A Century-Old Vaccine Found by Israelis to Help Protect Young People Against COVID-19

Hashem will ward off from you all sickness; He will not bring upon you any of the dreadful diseases of Egypt, about which you know, but will inflict them upon all your enemies.

Deuteronomy

7:

14

(the israel bible)

August 11, 2020

2 min read

Bacillus Calmette-Guérin (BCG) vaccine is has been given to newborns primarily against tuberculosis (TB) and leprosy in developing countries – in Africa, Asia, the Middle East, Central and South America and parts of Central Europe. First used medically in 1921, it is now given to almost 100 million babies around the world each year. 

Only Indigenous Canadian communities currently receive the vaccine, but the US has never used mass immunization of BCG, relying instead on the detection and treatment of latent TB. The shot was given to all Israeli newborns between 1955 and 1982, after which it was no longer needed. 

But now, Israeli researchers have found a new use for BCG vaccine. 

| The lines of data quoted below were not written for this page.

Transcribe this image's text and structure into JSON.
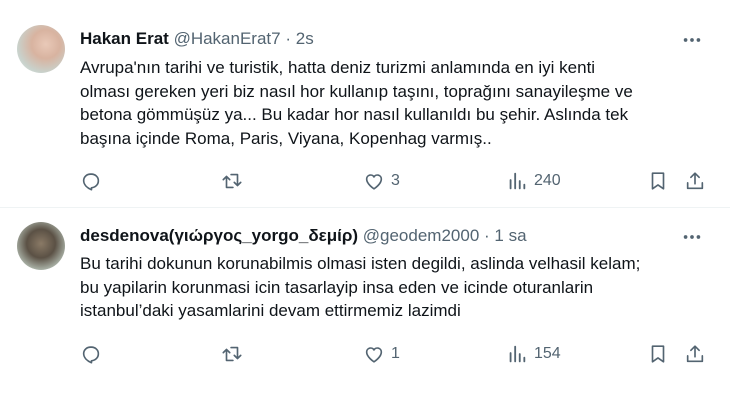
{
  "tweets": [
    {
      "name": "Hakan Erat",
      "handle": "@HakanErat7",
      "dot": "·",
      "time": "2s",
      "text_lines": [
        "Avrupa'nın tarihi ve turistik, hatta deniz turizmi anlamında en iyi kenti",
        "olması gereken yeri biz nasıl hor kullanıp taşını, toprağını sanayileşme ve",
        "betona gömmüşüz ya... Bu kadar hor nasıl kullanıldı bu şehir. Aslında tek",
        "başına içinde Roma, Paris, Viyana, Kopenhag varmış.."
      ],
      "likes": "3",
      "views": "240"
    },
    {
      "name": "desdenova(γιώργος_yorgo_δεμίρ)",
      "handle": "@geodem2000",
      "dot": "·",
      "time": "1 sa",
      "text_lines": [
        "Bu tarihi dokunun korunabilmis olmasi isten degildi, aslinda velhasil kelam;",
        "bu yapilarin korunmasi icin tasarlayip insa eden ve icinde oturanlarin",
        "istanbul’daki yasamlarini devam ettirmemiz lazimdi"
      ],
      "likes": "1",
      "views": "154"
    }
  ],
  "icons": [
    "avatar",
    "more-icon",
    "reply-icon",
    "retweet-icon",
    "like-icon",
    "views-icon",
    "bookmark-icon",
    "share-icon"
  ],
  "colors": {
    "text": "#0f1419",
    "secondary": "#536471",
    "divider": "#eff3f4"
  }
}
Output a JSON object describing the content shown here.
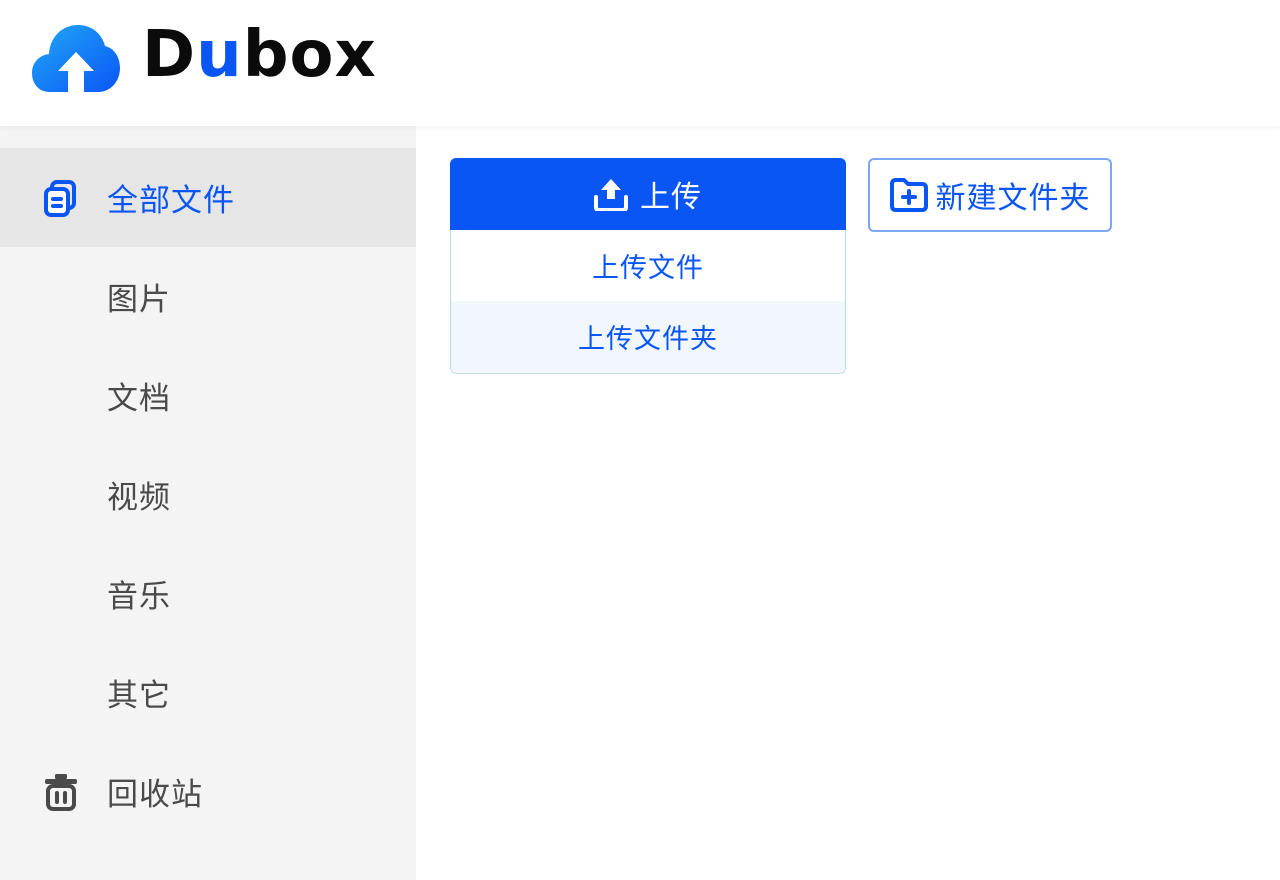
{
  "header": {
    "logo_text_d": "D",
    "logo_text_u": "u",
    "logo_text_box": "box"
  },
  "sidebar": {
    "items": [
      {
        "label": "全部文件",
        "icon": "files-icon",
        "active": true
      },
      {
        "label": "图片"
      },
      {
        "label": "文档"
      },
      {
        "label": "视频"
      },
      {
        "label": "音乐"
      },
      {
        "label": "其它"
      },
      {
        "label": "回收站",
        "icon": "trash-icon"
      }
    ]
  },
  "toolbar": {
    "upload_label": "上传",
    "upload_menu": [
      "上传文件",
      "上传文件夹"
    ],
    "new_folder_label": "新建文件夹"
  },
  "colors": {
    "accent": "#0a56f5",
    "sidebar_bg": "#f4f4f4",
    "active_bg": "#e6e6e6"
  }
}
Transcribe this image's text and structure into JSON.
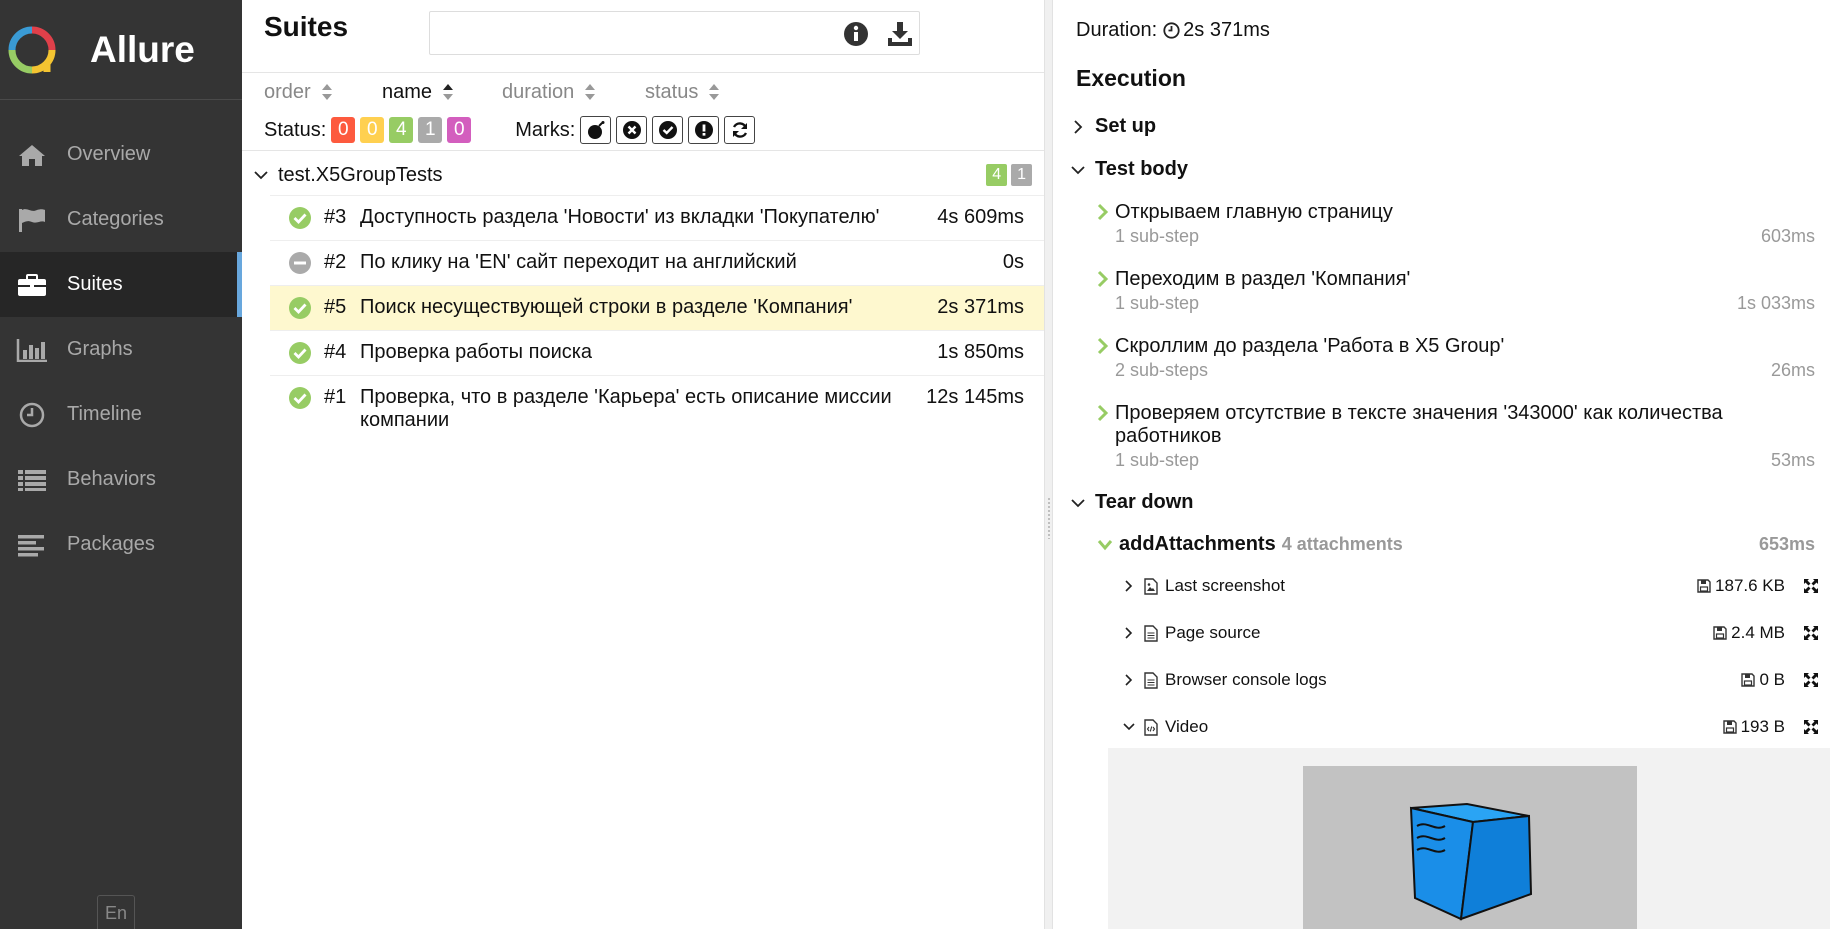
{
  "sidebar": {
    "brand": "Allure",
    "items": [
      {
        "label": "Overview",
        "icon": "home-icon"
      },
      {
        "label": "Categories",
        "icon": "flag-icon"
      },
      {
        "label": "Suites",
        "icon": "briefcase-icon",
        "active": true
      },
      {
        "label": "Graphs",
        "icon": "bar-chart-icon"
      },
      {
        "label": "Timeline",
        "icon": "clock-icon"
      },
      {
        "label": "Behaviors",
        "icon": "list-icon"
      },
      {
        "label": "Packages",
        "icon": "align-left-icon"
      }
    ],
    "language": "En"
  },
  "suites": {
    "title": "Suites",
    "search_placeholder": "",
    "sort": {
      "order": "order",
      "name": "name",
      "duration": "duration",
      "status": "status"
    },
    "status_label": "Status:",
    "status_counts": [
      {
        "value": "0",
        "color": "#fd5a3e"
      },
      {
        "value": "0",
        "color": "#ffd050"
      },
      {
        "value": "4",
        "color": "#97cc64"
      },
      {
        "value": "1",
        "color": "#aaaaaa"
      },
      {
        "value": "0",
        "color": "#d35ebe"
      }
    ],
    "marks_label": "Marks:",
    "marks": [
      "flaky-bomb-icon",
      "new-failed-icon",
      "new-passed-icon",
      "new-broken-icon",
      "retries-icon"
    ],
    "group": {
      "name": "test.X5GroupTests",
      "passed": "4",
      "skipped": "1"
    },
    "tests": [
      {
        "num": "#3",
        "name": "Доступность раздела 'Новости' из вкладки 'Покупателю'",
        "duration": "4s 609ms",
        "status": "passed"
      },
      {
        "num": "#2",
        "name": "По клику на 'EN' сайт переходит на английский",
        "duration": "0s",
        "status": "skipped"
      },
      {
        "num": "#5",
        "name": "Поиск несуществующей строки в разделе 'Компания'",
        "duration": "2s 371ms",
        "status": "passed",
        "selected": true
      },
      {
        "num": "#4",
        "name": "Проверка работы поиска",
        "duration": "1s 850ms",
        "status": "passed"
      },
      {
        "num": "#1",
        "name": "Проверка, что в разделе 'Карьера' есть описание миссии компании",
        "duration": "12s 145ms",
        "status": "passed"
      }
    ]
  },
  "details": {
    "duration_label": "Duration:",
    "duration_value": "2s 371ms",
    "execution_title": "Execution",
    "setup": "Set up",
    "test_body": "Test body",
    "steps": [
      {
        "title": "Открываем главную страницу",
        "sub": "1 sub-step",
        "duration": "603ms"
      },
      {
        "title": "Переходим в раздел 'Компания'",
        "sub": "1 sub-step",
        "duration": "1s 033ms"
      },
      {
        "title": "Скроллим до раздела 'Работа в X5 Group'",
        "sub": "2 sub-steps",
        "duration": "26ms"
      },
      {
        "title": "Проверяем отсутствие в тексте значения '343000' как количества работников",
        "sub": "1 sub-step",
        "duration": "53ms"
      }
    ],
    "teardown": "Tear down",
    "add_attachments": {
      "name": "addAttachments",
      "count": "4 attachments",
      "duration": "653ms"
    },
    "attachments": [
      {
        "name": "Last screenshot",
        "size": "187.6 KB",
        "icon": "image-file-icon",
        "expanded": false
      },
      {
        "name": "Page source",
        "size": "2.4 MB",
        "icon": "text-file-icon",
        "expanded": false
      },
      {
        "name": "Browser console logs",
        "size": "0 B",
        "icon": "text-file-icon",
        "expanded": false
      },
      {
        "name": "Video",
        "size": "193 B",
        "icon": "code-file-icon",
        "expanded": true
      }
    ]
  }
}
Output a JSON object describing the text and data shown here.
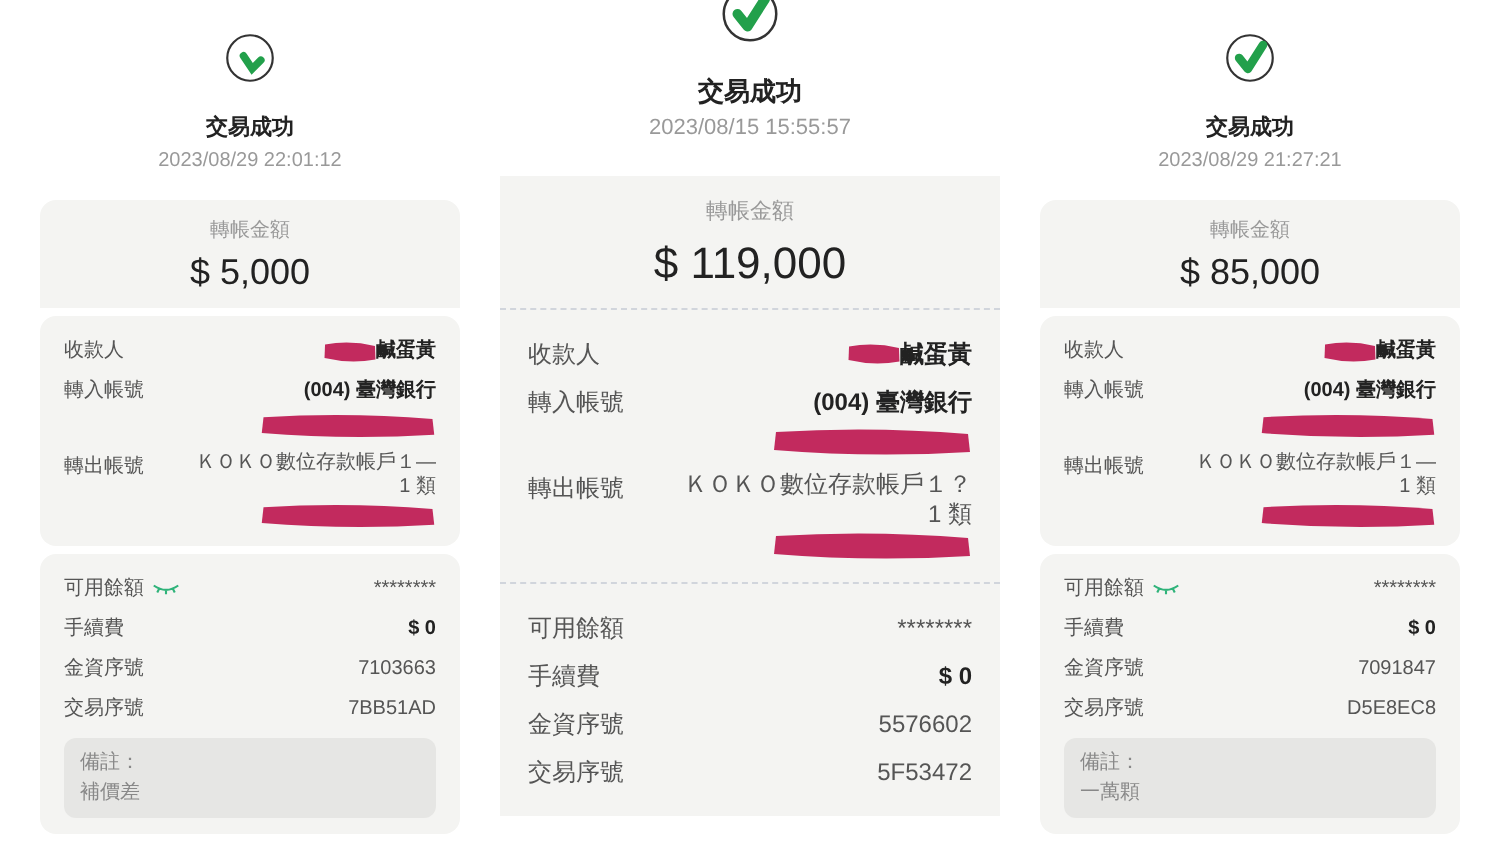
{
  "receipts": [
    {
      "status_icon": {
        "kind": "partial"
      },
      "status": "交易成功",
      "datetime": "2023/08/29 22:01:12",
      "amount_label": "轉帳金額",
      "amount": "$ 5,000",
      "payee": {
        "label": "收款人",
        "value": "鹹蛋黃"
      },
      "to_account": {
        "label": "轉入帳號",
        "value": "(004) 臺灣銀行"
      },
      "from_account": {
        "label": "轉出帳號",
        "value": "ＫＯＫＯ數位存款帳戶１—",
        "value_line_2": "1 類"
      },
      "balance": {
        "label": "可用餘額",
        "value": "********",
        "toggle_icon": {
          "kind": "closed_eye"
        }
      },
      "rows": [
        {
          "kind": "fee",
          "label": "手續費",
          "value": "$ 0"
        },
        {
          "kind": "serial",
          "label": "金資序號",
          "value": "7103663"
        },
        {
          "kind": "serial",
          "label": "交易序號",
          "value": "7BB51AD"
        }
      ],
      "note": {
        "label": "備註：",
        "text": "補價差"
      }
    },
    {
      "status_icon": {
        "kind": "full"
      },
      "status": "交易成功",
      "datetime": "2023/08/15 15:55:57",
      "amount_label": "轉帳金額",
      "amount": "$ 119,000",
      "payee": {
        "label": "收款人",
        "value": "鹹蛋黃"
      },
      "to_account": {
        "label": "轉入帳號",
        "value": "(004) 臺灣銀行"
      },
      "from_account": {
        "label": "轉出帳號",
        "value": "ＫＯＫＯ數位存款帳戶１？",
        "value_line_2": "1 類"
      },
      "balance": {
        "label": "可用餘額",
        "value": "********"
      },
      "rows": [
        {
          "kind": "fee",
          "label": "手續費",
          "value": "$ 0"
        },
        {
          "kind": "serial",
          "label": "金資序號",
          "value": "5576602"
        },
        {
          "kind": "serial",
          "label": "交易序號",
          "value": "5F53472"
        }
      ]
    },
    {
      "status_icon": {
        "kind": "full"
      },
      "status": "交易成功",
      "datetime": "2023/08/29 21:27:21",
      "amount_label": "轉帳金額",
      "amount": "$ 85,000",
      "payee": {
        "label": "收款人",
        "value": "鹹蛋黃"
      },
      "to_account": {
        "label": "轉入帳號",
        "value": "(004) 臺灣銀行"
      },
      "from_account": {
        "label": "轉出帳號",
        "value": "ＫＯＫＯ數位存款帳戶１—",
        "value_line_2": "1 類"
      },
      "balance": {
        "label": "可用餘額",
        "value": "********",
        "toggle_icon": {
          "kind": "closed_eye"
        }
      },
      "rows": [
        {
          "kind": "fee",
          "label": "手續費",
          "value": "$ 0"
        },
        {
          "kind": "serial",
          "label": "金資序號",
          "value": "7091847"
        },
        {
          "kind": "serial",
          "label": "交易序號",
          "value": "D5E8EC8"
        }
      ],
      "note": {
        "label": "備註：",
        "text": "一萬顆"
      }
    }
  ]
}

Vaccinations given against TB the last 15 years may provide additional protection against COVID-19 to people under 24 years of age, according to a new study published recently in the journal Vaccines under the title “Significantly Improved COVID-19 Outcomes in Countries with Higher BCG Vaccination Coverage: A Multivariable Analysis.” 

 

Dr. Nadav Rappoport of the software and information systems engineering department of Ben-Gurion University of the Negev in Beersheba worked with colleagues from the Hebrew University of Jerusalem to analyze the correlation between countries’ policies for the BCG vaccine for tuberculosis and countries’ COVID-19 outcomes.

 

They discovered that giving BCG injections, which are safe with rare and mild side effects, are associated with some protection from COVID-19 – either reducing infection rates or reducing death rates. The protection was significant among those 24 years old and younger who had received the vaccination in the last 15 years. There was no effect among older adults who had received the BCG vaccine years ago.

 

Rappoport and his colleagues analyzed normalized data from 55 countries around the world, which comprise 62.9% of the world’s population. To normalize the data, they included countries with populations more than three million. As the pandemic reached different countries at different dates, they aligned countries by the first date at which the country reached a death rate of 0.5 deaths per million or higher. They controlled for demographic, economic, pandemic-restriction-related and health-related country-based variables.

 

Their data revealed the BCG vaccine was consistently in the top two beneficial effects across the 55 countries. To determine whether other vaccines also influenced COVID-19 outcomes, they conducted the same analysis for the measles and rubella vaccines. They found that those vaccines have no significant association with COVID-19 outcomes.

 

Other epidemiological studies have shown the effect of the BCG vaccine beyond tuberculosis, but scientists do not yet know why the vaccine has such an effect. “Our findings suggest exploring BCG vaccine protocols in the context of the current pandemic could be worthwhile,” concluded.